North Lawrence plant completes $4M in upgrades

Patricia Canada, ICL Performance Products corporate human resources manager from St. Louis, visits with John Conard, engineering manager of the ICL plant in North Lawrence. Company employees and executives met Wednesday at the plant to celebrate a million upgrade.

Texas Instruments, Honeywell, International Rectifier and other heavyweights in the manufacturing of semiconductors and other intricate electronics are relying on folks at ICL Performance Products for an essential cleaning and etching component used in their operations.

And now ICL’s plant at the edge of North Lawrence can deliver, without any outside assistance.

Company employees, engineers, managers and corporate officers gathered Wednesday at the plant, 440 N. Ninth St., to celebrate a more than $4 million upgrade at the plant: construction of a high-purity facility to produce and package phosphoric acid.

The acid is used in the manufacturing of integrated circuits, computer chips, flat-panel monitors and other electronics necessities. Samsung is about to be added to the company’s customer list, now that the ICL plant has joined a select list of producers capable of both making the ultra-pure acid and packaging it for delivery.

The significance of the investment – the largest single capital cost for Israel-based ICL since the company acquired the plant with the purchase of Astaris in 2005 – was not lost on Terry Zerr, ICL’s vice president for operations and technology.

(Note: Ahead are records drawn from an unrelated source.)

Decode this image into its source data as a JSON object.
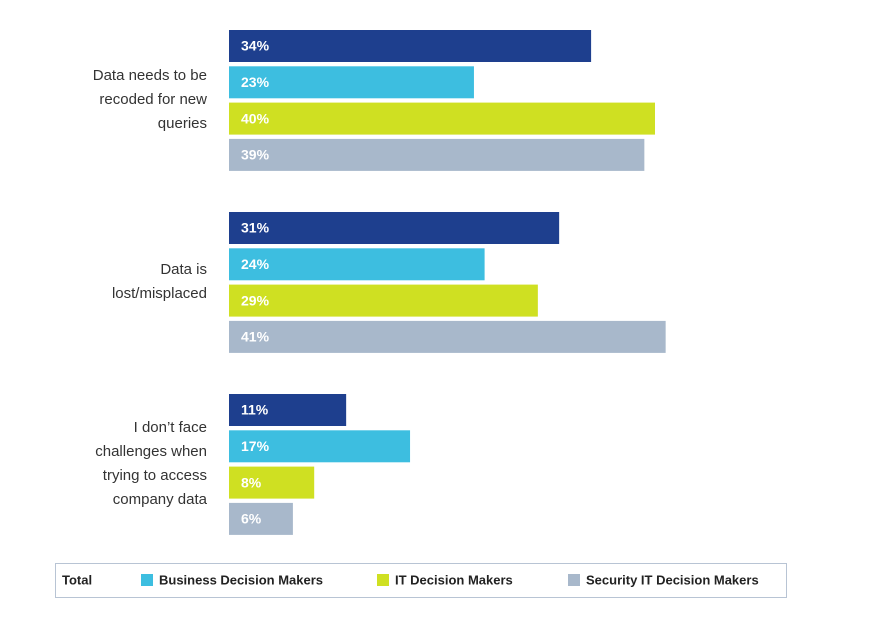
{
  "chart_data": {
    "type": "bar",
    "orientation": "horizontal",
    "categories": [
      "Data needs to be\nrecoded for new\nqueries",
      "Data is\nlost/misplaced",
      "I don’t face\nchallenges when\ntrying to access\ncompany data"
    ],
    "series": [
      {
        "name": "Total",
        "color": "#1e3f8e",
        "values": [
          34,
          31,
          11
        ],
        "value_labels": [
          "34%",
          "31%",
          "11%"
        ]
      },
      {
        "name": "Business Decision Makers",
        "color": "#3dbee0",
        "values": [
          23,
          24,
          17
        ],
        "value_labels": [
          "23%",
          "24%",
          "17%"
        ]
      },
      {
        "name": "IT Decision Makers",
        "color": "#cfe022",
        "values": [
          40,
          29,
          8
        ],
        "value_labels": [
          "40%",
          "29%",
          "8%"
        ]
      },
      {
        "name": "Security IT Decision Makers",
        "color": "#a8b8cb",
        "values": [
          39,
          41,
          6
        ],
        "value_labels": [
          "39%",
          "41%",
          "6%"
        ]
      }
    ],
    "legend": "bottom"
  }
}
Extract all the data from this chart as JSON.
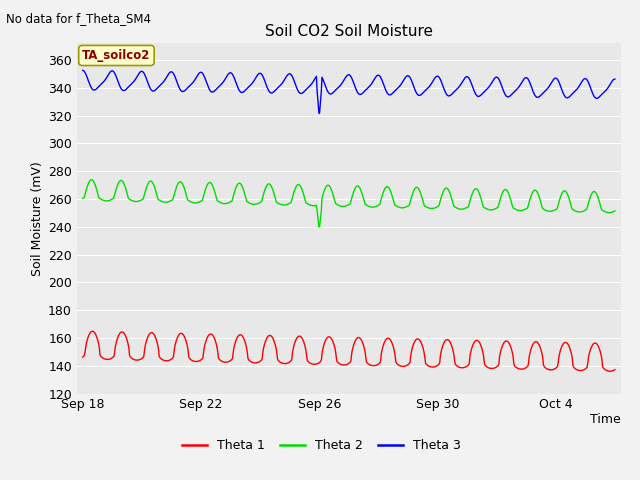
{
  "title": "Soil CO2 Soil Moisture",
  "no_data_text": "No data for f_Theta_SM4",
  "ylabel": "Soil Moisture (mV)",
  "xlabel": "Time",
  "legend_label": "TA_soilco2",
  "ylim": [
    120,
    372
  ],
  "bg_color": "#e8e8e8",
  "grid_color": "#ffffff",
  "theta1_color": "#ff0000",
  "theta2_color": "#00dd00",
  "theta3_color": "#0000ff",
  "legend_entries": [
    "Theta 1",
    "Theta 2",
    "Theta 3"
  ],
  "x_tick_labels": [
    "Sep 18",
    "Sep 22",
    "Sep 26",
    "Sep 30",
    "Oct 4"
  ],
  "x_tick_positions": [
    0,
    4,
    8,
    12,
    16
  ],
  "fig_bg": "#f2f2f2",
  "title_fontsize": 11,
  "tick_fontsize": 9,
  "label_fontsize": 9
}
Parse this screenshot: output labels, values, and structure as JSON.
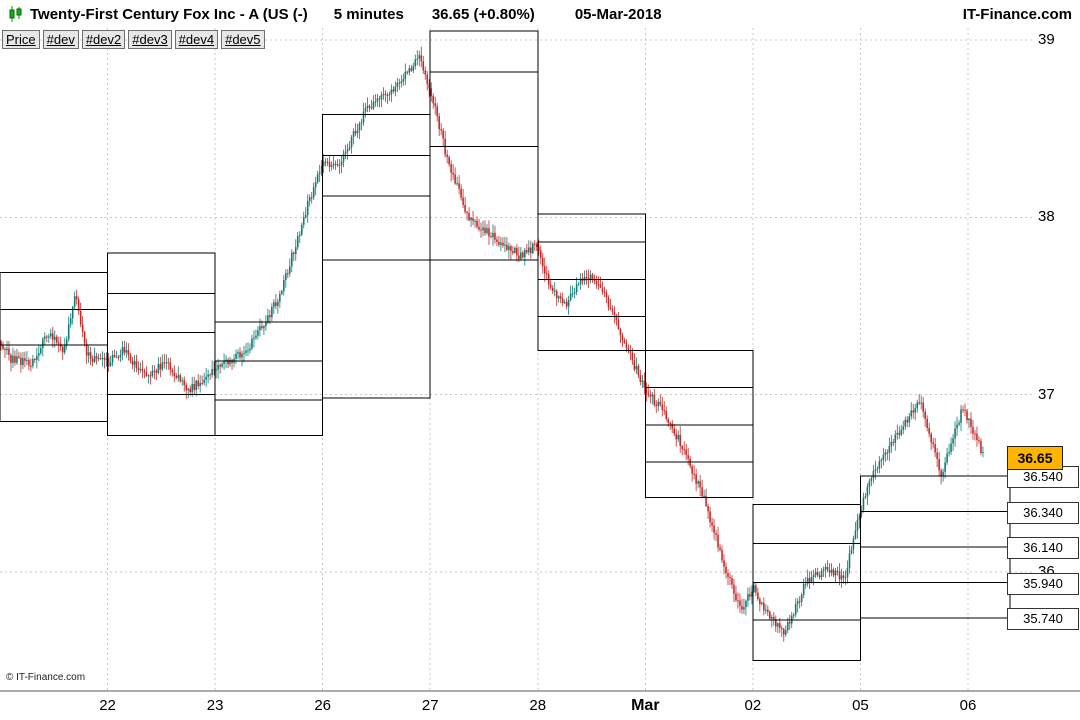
{
  "header": {
    "icon": "candlestick-icon",
    "title": "Twenty-First Century Fox Inc - A (US (-)",
    "timeframe": "5 minutes",
    "quote": "36.65 (+0.80%)",
    "date": "05-Mar-2018",
    "brand": "IT-Finance.com"
  },
  "toolbar": {
    "tabs": [
      "Price",
      "#dev",
      "#dev2",
      "#dev3",
      "#dev4",
      "#dev5"
    ]
  },
  "footer": {
    "copyright": "© IT-Finance.com"
  },
  "chart_data": {
    "type": "candlestick",
    "title": "Twenty-First Century Fox Inc - A, 5 minute candles with daily pivot/deviation step boxes",
    "x_labels": [
      {
        "text": "22",
        "bold": false
      },
      {
        "text": "23",
        "bold": false
      },
      {
        "text": "26",
        "bold": false
      },
      {
        "text": "27",
        "bold": false
      },
      {
        "text": "28",
        "bold": false
      },
      {
        "text": "Mar",
        "bold": true
      },
      {
        "text": "02",
        "bold": false
      },
      {
        "text": "05",
        "bold": false
      },
      {
        "text": "06",
        "bold": false
      }
    ],
    "y_ticks": [
      {
        "text": "39",
        "price": 39
      },
      {
        "text": "38",
        "price": 38
      },
      {
        "text": "37",
        "price": 37
      },
      {
        "text": "36",
        "price": 36
      }
    ],
    "y_range": [
      35.33,
      39.07
    ],
    "days_visible": 9.15,
    "grid": true,
    "current_price_label": {
      "text": "36.65",
      "price": 36.65
    },
    "pivot_labels": [
      {
        "text": "36.540",
        "price": 36.54
      },
      {
        "text": "36.340",
        "price": 36.34
      },
      {
        "text": "36.140",
        "price": 36.14
      },
      {
        "text": "35.940",
        "price": 35.94
      },
      {
        "text": "35.740",
        "price": 35.74
      }
    ],
    "pivot_boxes": [
      {
        "from": 0,
        "to": 1,
        "top": 37.69,
        "lines": [
          37.48,
          37.28
        ],
        "bottom": 36.85
      },
      {
        "from": 1,
        "to": 2,
        "top": 37.8,
        "lines": [
          37.57,
          37.35,
          37.0
        ],
        "bottom": 36.77
      },
      {
        "from": 2,
        "to": 3,
        "top": 37.41,
        "lines": [
          37.19,
          36.97
        ],
        "bottom": 36.77
      },
      {
        "from": 3,
        "to": 4,
        "top": 38.58,
        "lines": [
          38.35,
          38.12,
          37.76
        ],
        "bottom": 36.98
      },
      {
        "from": 4,
        "to": 5,
        "top": 39.05,
        "lines": [
          38.82,
          38.4
        ],
        "bottom": 37.76
      },
      {
        "from": 5,
        "to": 6,
        "top": 38.02,
        "lines": [
          37.86,
          37.65,
          37.44
        ],
        "bottom": 37.25
      },
      {
        "from": 6,
        "to": 7,
        "top": 37.25,
        "lines": [
          37.04,
          36.83,
          36.62
        ],
        "bottom": 36.42
      },
      {
        "from": 7,
        "to": 8,
        "top": 36.38,
        "lines": [
          36.16,
          35.94,
          35.73
        ],
        "bottom": 35.5
      },
      {
        "from": 8,
        "to": 9.4,
        "top": 36.54,
        "lines": [
          36.34,
          36.14,
          35.94
        ],
        "bottom": 35.74
      }
    ],
    "price_waypoints": [
      [
        0.0,
        37.3
      ],
      [
        0.1,
        37.2
      ],
      [
        0.3,
        37.18
      ],
      [
        0.45,
        37.35
      ],
      [
        0.6,
        37.25
      ],
      [
        0.7,
        37.58
      ],
      [
        0.8,
        37.22
      ],
      [
        1.0,
        37.18
      ],
      [
        1.15,
        37.25
      ],
      [
        1.35,
        37.1
      ],
      [
        1.55,
        37.18
      ],
      [
        1.75,
        37.02
      ],
      [
        2.0,
        37.15
      ],
      [
        2.3,
        37.25
      ],
      [
        2.6,
        37.55
      ],
      [
        2.85,
        38.05
      ],
      [
        3.0,
        38.3
      ],
      [
        3.15,
        38.3
      ],
      [
        3.4,
        38.6
      ],
      [
        3.7,
        38.75
      ],
      [
        3.9,
        38.9
      ],
      [
        4.0,
        38.72
      ],
      [
        4.15,
        38.35
      ],
      [
        4.35,
        38.0
      ],
      [
        4.6,
        37.88
      ],
      [
        4.85,
        37.78
      ],
      [
        5.0,
        37.85
      ],
      [
        5.1,
        37.62
      ],
      [
        5.25,
        37.5
      ],
      [
        5.45,
        37.68
      ],
      [
        5.6,
        37.6
      ],
      [
        5.8,
        37.3
      ],
      [
        6.0,
        37.02
      ],
      [
        6.15,
        36.92
      ],
      [
        6.35,
        36.7
      ],
      [
        6.55,
        36.4
      ],
      [
        6.75,
        36.0
      ],
      [
        6.9,
        35.78
      ],
      [
        7.0,
        35.92
      ],
      [
        7.1,
        35.78
      ],
      [
        7.3,
        35.66
      ],
      [
        7.5,
        35.95
      ],
      [
        7.7,
        36.02
      ],
      [
        7.85,
        35.96
      ],
      [
        8.0,
        36.35
      ],
      [
        8.15,
        36.6
      ],
      [
        8.35,
        36.78
      ],
      [
        8.55,
        36.98
      ],
      [
        8.75,
        36.55
      ],
      [
        8.95,
        36.92
      ],
      [
        9.05,
        36.8
      ],
      [
        9.15,
        36.65
      ]
    ],
    "colors": {
      "up": "#0e7c74",
      "down": "#c62828",
      "box": "#000000",
      "grid": "#c8c8c8",
      "current_label_bg": "#ffb400"
    }
  }
}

“This is really the culmination of about 12 years of work,” said Zerr, a Kansas University engineering graduate who worked at the plant from 1986 to 1990. “It allows us to compete not only in the United States, but really worldwide.”

And it’s no small market. Manufacturers spend about $60 million a year for such ultra-pure phosphoric acid, said Angie Schewe, ICL business director for industrial phosphates.

While Schewe declined to disclose ICL’s market share, she did acknowledge that the segment offered opportunities for future growth – something that’s good for the long-term future of the plant, which has about 165 employees.

“It’s going to provide job security,” she said. “We’re moving up the value chain with this investment.”